Apple is tight-lipped and rarely reveals plans for future products, and like many companies, Apple's ideas and prototypes don't always make it to shelves.
But there are other signs that services like Setapp — software subscriptions aimed at Mac-powered businesses and students — may get more common.
For one, Apple recently acquired magazine subscription app Texture, and started allowing iOS app subscriptions in 2016, both potential sources of recurring services revenue.
At the end of March, Apple hosted an education-themed event that focused on new software and cloud offerings. While many education apps are designed for the iPad instead of the Mac, Kosovan said Apple may be looking toward a more universal operating system in the future, which would make its Mac app model more relevant. (Bloomberg has reported that Apple is considering a universal user experience across devices, but Apple has never confirmed it.)
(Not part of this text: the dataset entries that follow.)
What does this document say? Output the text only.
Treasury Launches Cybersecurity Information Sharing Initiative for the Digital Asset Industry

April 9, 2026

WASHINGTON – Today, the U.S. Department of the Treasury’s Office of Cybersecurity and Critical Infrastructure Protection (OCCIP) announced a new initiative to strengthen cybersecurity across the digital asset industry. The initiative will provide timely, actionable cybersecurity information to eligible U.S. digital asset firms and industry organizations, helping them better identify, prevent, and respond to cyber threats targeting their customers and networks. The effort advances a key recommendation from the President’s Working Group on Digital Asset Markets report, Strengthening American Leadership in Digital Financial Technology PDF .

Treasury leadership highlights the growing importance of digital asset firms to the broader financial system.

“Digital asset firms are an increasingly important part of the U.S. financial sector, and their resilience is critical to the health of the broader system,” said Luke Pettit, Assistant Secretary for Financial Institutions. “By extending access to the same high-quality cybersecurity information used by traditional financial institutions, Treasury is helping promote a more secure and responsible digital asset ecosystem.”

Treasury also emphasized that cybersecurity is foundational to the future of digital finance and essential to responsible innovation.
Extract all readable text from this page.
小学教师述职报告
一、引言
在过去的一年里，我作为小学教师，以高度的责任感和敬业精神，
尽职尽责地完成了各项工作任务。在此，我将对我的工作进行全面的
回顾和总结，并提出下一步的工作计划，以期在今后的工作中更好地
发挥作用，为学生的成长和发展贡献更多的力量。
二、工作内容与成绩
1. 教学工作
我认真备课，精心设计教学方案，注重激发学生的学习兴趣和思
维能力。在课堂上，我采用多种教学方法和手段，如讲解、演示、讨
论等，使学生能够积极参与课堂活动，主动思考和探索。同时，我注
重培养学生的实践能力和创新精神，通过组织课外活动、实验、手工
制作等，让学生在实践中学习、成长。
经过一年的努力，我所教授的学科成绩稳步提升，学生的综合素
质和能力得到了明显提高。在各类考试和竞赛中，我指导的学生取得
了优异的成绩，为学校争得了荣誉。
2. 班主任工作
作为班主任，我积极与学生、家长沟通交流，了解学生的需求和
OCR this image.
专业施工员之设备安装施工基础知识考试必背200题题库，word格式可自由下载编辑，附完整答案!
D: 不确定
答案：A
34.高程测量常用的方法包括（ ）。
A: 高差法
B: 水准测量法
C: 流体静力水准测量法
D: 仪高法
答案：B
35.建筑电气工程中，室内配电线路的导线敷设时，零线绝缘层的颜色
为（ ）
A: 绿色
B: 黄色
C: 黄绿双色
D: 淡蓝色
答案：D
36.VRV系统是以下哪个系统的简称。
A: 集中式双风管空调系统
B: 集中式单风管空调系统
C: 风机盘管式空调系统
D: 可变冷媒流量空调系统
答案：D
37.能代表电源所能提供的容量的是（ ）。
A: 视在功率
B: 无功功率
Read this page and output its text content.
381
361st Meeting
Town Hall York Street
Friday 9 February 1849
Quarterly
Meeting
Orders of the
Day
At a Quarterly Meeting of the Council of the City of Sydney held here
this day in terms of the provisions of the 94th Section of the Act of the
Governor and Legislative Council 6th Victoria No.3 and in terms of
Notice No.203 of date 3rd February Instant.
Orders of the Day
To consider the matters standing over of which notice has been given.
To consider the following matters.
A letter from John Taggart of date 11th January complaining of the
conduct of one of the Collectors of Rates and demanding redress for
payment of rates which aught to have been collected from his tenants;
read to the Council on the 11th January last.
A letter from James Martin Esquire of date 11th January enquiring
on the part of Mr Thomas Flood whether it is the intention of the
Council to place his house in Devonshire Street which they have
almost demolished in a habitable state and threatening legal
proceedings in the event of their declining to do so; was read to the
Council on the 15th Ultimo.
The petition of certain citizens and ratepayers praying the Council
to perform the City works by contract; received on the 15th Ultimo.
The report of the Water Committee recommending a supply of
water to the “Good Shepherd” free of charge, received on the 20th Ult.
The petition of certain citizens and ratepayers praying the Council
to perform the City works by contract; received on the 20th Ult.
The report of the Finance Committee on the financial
A subscription service like Setapp might also help the Mac grab more business users. A group of Barclays analysts led by Mark Moskowitz speculated in February that Apple could start offering an enterprise-grade cloud file sharing under its iCloud brand. Apple has also integrated apps into Apple Business chat.
Apple analyst Horace Dediu has already suggested that all these elements could come together under a subscription bundle product like "Apple Prime."
"Services has been growing relentlessly for over a decade," he wrote in February. "This steadiness of growth makes is a juggernaut. Apple is increasingly speaking about subscriptions as the key metric."